Inorganic Biology Research

Chemistry research in designing components for inorganic cells. (2011 - 2014)

As part of a high school professional science research program from 2011 to 2014, I helped to advance the field of inorganic biology under the mentorship of Dr. Geoffrey Cooper, a member of the world's leading inorganic biology team at the University of Glasgow.

Abstract

In the emerging field of inorganic biology, which has the goal of creating an inorganic cell capable of lifelike function, scientists are working to develop an artificial microtubule to act as a structural and fluid-carrying component in a potential inorganic living architecture. Under the guidance of my mentor Dr. Geoffrey Cooper, I investigated the use of electrophoresis-induced growth patterns to direct the self-assembly of dissolved inorganic polyoxometalate (POM) clusters into robust, hollow tubular networks in real time. Spontaneous and rapid growth of these tubes occurs from crystals of the anionic POM metal immersed in an aqueous solution containing an organic cation.
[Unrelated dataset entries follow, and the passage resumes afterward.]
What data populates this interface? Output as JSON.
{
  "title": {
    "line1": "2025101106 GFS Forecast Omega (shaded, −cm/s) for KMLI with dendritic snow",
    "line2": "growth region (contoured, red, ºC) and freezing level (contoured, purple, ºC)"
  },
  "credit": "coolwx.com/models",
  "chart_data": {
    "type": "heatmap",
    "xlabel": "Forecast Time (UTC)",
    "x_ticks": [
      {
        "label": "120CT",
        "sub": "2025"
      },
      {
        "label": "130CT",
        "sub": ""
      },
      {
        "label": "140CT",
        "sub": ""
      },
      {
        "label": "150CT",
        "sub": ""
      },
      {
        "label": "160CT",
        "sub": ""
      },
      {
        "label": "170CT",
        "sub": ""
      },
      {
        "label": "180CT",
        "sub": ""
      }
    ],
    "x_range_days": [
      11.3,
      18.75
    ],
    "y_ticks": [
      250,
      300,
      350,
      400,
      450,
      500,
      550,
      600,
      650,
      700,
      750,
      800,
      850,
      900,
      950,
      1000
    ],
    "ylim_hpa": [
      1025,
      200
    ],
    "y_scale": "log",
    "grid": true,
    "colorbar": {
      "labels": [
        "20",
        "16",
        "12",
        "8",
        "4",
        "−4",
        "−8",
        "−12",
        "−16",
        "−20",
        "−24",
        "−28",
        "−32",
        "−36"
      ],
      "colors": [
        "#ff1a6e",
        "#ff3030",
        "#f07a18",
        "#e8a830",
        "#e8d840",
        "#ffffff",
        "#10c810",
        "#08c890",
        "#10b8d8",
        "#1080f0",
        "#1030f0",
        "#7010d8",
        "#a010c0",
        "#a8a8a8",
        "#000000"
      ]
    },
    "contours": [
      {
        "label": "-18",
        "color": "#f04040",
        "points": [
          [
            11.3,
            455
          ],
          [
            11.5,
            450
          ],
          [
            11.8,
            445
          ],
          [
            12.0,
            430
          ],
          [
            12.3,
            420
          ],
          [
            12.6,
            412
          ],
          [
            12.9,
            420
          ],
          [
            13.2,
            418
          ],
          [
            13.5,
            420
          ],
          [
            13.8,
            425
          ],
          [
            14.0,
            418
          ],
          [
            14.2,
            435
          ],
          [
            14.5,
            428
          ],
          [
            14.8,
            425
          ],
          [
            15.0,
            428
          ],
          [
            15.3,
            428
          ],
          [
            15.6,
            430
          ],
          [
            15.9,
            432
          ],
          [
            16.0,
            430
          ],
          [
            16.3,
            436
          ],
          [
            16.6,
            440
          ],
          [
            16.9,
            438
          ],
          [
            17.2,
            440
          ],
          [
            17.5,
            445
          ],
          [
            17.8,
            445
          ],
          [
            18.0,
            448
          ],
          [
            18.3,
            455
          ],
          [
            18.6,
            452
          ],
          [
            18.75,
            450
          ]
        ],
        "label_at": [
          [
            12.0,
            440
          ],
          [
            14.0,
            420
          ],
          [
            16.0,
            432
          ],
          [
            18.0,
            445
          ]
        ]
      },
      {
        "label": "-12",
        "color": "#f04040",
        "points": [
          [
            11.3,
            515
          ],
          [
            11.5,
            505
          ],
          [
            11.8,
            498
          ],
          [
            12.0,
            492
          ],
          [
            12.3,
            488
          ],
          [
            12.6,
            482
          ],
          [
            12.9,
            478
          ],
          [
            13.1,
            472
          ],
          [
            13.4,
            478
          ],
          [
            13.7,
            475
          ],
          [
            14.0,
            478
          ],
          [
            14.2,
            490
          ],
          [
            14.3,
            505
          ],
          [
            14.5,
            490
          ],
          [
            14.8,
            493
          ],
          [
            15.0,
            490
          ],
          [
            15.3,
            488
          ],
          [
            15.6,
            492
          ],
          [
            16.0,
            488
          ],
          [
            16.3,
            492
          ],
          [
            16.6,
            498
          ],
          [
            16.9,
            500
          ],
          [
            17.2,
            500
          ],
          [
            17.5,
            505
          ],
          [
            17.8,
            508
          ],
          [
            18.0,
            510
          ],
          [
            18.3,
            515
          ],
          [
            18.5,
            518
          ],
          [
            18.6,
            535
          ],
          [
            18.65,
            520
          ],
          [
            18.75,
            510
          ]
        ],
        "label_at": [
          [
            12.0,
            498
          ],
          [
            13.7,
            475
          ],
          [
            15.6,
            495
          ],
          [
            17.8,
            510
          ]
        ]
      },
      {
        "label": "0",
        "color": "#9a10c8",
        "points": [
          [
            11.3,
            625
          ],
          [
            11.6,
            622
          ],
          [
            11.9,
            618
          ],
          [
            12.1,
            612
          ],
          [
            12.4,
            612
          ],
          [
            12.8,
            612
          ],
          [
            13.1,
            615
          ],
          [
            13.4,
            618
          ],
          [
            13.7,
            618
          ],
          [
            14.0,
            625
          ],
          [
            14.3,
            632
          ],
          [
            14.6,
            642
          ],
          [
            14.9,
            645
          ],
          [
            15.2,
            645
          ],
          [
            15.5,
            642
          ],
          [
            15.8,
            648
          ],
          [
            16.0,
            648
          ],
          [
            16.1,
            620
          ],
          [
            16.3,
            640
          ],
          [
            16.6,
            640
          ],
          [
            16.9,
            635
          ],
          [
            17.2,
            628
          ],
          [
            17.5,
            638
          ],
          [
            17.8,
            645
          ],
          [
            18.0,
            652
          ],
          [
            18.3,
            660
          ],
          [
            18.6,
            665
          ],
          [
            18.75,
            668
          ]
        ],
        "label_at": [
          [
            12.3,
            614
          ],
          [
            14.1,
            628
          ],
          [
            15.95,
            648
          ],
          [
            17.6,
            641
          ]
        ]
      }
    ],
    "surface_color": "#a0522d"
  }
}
This self-assembly took place within a modified gel electrophoresis kit, in order to examine the effects of an electrical field on the tubes’ growth direction. Electrophoresis was found to have an impact on the growth direction of the tubular network system, and this effectiveness was in bulk, meaning the electrophoretic force was applied to the entire system. It is known that tube formation is not limited by POM type, and the tubes can be designed to have properties that reflect the parent POMs, including redox potential, catalytic activity, charge and photochemical properties. The hollow yet robust nature of these tubes can be utilized to develop devices and systems in which the self-assembled tubes act as microscopic flow channels, as well as in the self-assembly of metal oxide based semipermeable membranes. In conjunction with more localized control techniques, electrophoresis could be of use in the directed assembly of an inorganic living architecture.